I enjoyed Gear School, vol. 2 even though I don’t think the story is quite as tight as it was in the first volume. I would like to have seen some more example of Teresa’s problems with her classmates, but given the slim size of the volumes I can kind of understand why we don’t see much of it here. Still, I did enjoy and hope to see more of this fun little series.
Gear School, Vol. 2 is available now from Dark Horse Comics.
By Gakuto Coda, Translated by Andrew Cunningham
Tokyopop, 232 pp
Rating: Teen (13 +)
The second of the thirteen volume Missing series brings more of the supernatural weirdness and magical theory that marked the initial volume. But this time Aki Kidono takes center stage, as her friends at the Literature Club race to solve the puzzle of a mysterious cursed fax which threatens her sanity and her life!
In the first volume, Aki Kidono played a rather crucial role. Being one of the two most capable and intelligent members of the five man literature club she was key in rescuing Kyoichi Utsume from the nebulous “other world.” During the course of the story it was mentioned that Kidono had a rather interesting link to the supernatural herself, and it’s that link and the cursed fax that brings it to the surface, which is the focus of this volume. That’s not the only thing that Gakuto Coda brings back from the original novel, as several supporting characters reappear and are expanded upon, including a mysterious “witch” who attends the same school as our protagonists. The horror in this volume felt a bit more tangible than in the original volume. I’m not sure if it’s just me; maybe I’m just more susceptible to the idea of being watched rather than being lost and confused, but about halfway through the volume is a fantastic sequence involving Aki and Ryoko that was wonderfully tense, creepy and paranoia inducing. The story is again clothed in the feeling of realism and research that made the original novel so enjoyable.
Unfortunately it’s not all roses, as it drags a bit in the beginning while the group attempts to establish whether or not the cursed fax is genuine, or whether it’s all in Kidono’s head. Speaking of Aki Kidono, she suffers the curse that seemingly all openly strong and capable female characters suffer from in Japanese fiction. Namely it’s all just a show and she’s not as strong as she presents herself. Also, after reading this I really had to wonder what the big deal about Kyoichi Utsume was in the original volume. He certainly comes across as an intelligent and capable person, but unfortunately he also comes across as pretty cold and unlikable, not to mention being a bit too perfect.
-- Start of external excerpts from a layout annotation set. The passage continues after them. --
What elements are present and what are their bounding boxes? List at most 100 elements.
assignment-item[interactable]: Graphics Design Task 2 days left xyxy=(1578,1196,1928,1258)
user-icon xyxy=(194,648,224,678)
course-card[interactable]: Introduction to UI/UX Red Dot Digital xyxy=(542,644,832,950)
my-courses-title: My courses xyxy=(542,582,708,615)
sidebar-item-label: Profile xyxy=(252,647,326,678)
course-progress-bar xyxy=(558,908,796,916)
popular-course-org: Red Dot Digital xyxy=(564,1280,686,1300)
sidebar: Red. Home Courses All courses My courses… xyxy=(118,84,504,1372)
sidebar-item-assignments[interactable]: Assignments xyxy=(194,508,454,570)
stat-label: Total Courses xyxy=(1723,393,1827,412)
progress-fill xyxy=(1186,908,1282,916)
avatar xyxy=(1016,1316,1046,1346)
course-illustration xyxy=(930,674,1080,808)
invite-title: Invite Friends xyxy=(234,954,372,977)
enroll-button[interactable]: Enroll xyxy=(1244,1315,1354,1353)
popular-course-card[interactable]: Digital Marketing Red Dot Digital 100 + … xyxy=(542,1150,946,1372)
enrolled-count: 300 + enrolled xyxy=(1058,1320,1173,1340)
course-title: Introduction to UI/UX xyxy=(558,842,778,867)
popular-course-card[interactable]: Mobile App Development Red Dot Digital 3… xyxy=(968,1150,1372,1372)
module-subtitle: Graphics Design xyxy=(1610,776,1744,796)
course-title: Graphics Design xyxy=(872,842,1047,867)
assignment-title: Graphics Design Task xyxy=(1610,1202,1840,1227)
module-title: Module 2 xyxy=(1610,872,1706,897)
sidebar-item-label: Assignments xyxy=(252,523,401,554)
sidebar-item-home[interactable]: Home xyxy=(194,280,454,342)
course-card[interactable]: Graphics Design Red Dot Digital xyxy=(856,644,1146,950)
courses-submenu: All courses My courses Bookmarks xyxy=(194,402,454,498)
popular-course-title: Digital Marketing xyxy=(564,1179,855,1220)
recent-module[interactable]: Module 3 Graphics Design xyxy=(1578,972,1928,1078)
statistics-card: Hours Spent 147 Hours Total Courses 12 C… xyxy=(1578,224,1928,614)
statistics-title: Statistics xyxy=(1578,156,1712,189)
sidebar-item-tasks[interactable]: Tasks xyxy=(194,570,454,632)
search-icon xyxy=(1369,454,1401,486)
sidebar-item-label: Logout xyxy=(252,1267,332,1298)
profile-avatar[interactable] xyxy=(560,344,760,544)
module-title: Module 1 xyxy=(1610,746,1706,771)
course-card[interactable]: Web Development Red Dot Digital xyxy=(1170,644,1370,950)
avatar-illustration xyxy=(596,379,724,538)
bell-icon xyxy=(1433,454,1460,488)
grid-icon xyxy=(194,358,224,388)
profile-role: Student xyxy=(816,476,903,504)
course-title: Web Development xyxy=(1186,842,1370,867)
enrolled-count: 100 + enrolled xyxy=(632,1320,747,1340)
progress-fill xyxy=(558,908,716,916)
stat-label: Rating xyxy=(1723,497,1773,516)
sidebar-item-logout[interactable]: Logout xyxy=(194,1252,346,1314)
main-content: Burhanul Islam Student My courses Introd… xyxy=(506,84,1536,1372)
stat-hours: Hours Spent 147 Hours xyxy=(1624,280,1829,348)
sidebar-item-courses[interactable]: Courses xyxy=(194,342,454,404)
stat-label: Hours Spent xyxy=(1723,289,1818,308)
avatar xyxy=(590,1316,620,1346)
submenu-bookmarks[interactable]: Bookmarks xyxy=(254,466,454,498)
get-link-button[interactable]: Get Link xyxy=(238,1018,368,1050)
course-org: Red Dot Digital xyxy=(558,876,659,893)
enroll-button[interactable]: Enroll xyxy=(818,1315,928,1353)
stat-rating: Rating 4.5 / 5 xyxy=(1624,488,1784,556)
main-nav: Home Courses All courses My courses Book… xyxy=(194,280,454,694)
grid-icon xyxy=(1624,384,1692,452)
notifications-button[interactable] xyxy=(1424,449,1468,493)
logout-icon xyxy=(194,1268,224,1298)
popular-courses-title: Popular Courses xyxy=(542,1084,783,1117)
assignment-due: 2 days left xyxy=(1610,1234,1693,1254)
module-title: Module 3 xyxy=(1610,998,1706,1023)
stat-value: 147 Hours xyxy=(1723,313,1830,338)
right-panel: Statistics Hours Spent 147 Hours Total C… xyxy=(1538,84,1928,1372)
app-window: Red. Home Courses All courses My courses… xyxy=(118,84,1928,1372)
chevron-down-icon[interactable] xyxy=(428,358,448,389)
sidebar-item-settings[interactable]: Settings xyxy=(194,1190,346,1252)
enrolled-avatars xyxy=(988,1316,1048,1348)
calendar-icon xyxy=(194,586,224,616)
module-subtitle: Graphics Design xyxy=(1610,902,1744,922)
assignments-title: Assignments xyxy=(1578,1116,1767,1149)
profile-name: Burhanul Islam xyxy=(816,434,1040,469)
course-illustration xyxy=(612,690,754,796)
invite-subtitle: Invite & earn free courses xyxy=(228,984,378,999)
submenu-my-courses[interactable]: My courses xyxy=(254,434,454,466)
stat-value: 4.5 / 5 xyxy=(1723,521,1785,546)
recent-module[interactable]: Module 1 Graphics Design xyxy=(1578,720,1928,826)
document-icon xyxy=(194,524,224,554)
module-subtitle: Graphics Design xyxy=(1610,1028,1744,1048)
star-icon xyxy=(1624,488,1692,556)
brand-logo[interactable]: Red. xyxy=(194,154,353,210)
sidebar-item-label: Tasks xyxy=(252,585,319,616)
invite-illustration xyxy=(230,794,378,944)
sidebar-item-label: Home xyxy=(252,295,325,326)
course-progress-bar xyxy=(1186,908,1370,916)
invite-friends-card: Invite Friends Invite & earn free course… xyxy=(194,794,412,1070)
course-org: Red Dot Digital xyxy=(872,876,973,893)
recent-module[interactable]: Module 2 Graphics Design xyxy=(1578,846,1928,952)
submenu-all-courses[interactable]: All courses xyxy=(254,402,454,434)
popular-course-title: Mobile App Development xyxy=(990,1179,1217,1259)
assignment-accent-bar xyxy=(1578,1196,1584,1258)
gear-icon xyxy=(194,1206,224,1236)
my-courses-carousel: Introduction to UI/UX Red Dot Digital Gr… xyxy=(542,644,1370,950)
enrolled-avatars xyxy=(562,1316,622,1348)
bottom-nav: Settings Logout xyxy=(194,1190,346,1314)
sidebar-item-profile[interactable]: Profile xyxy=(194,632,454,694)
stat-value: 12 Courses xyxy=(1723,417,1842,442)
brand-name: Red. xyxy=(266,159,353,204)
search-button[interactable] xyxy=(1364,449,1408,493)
While the characters still feel fairly stock-ish, and the plot takes a little bit to really get going, I think the worst thing about this book is the last fifteen pages or so. No, they’re not the climax to the story, but a preview to the third volume that will probably never be printed. It’s a horrible, horrible tease of something that most likely will never come. In the end though, I was pretty glad that we at least got the first two volumes in English. They’re flawed, but still fairly entertaining, and the mysteries and the world that Coda is building are fascinating and I’d love to see more of them both.
Missing, vol. 2: Letter of Misfortune is available now.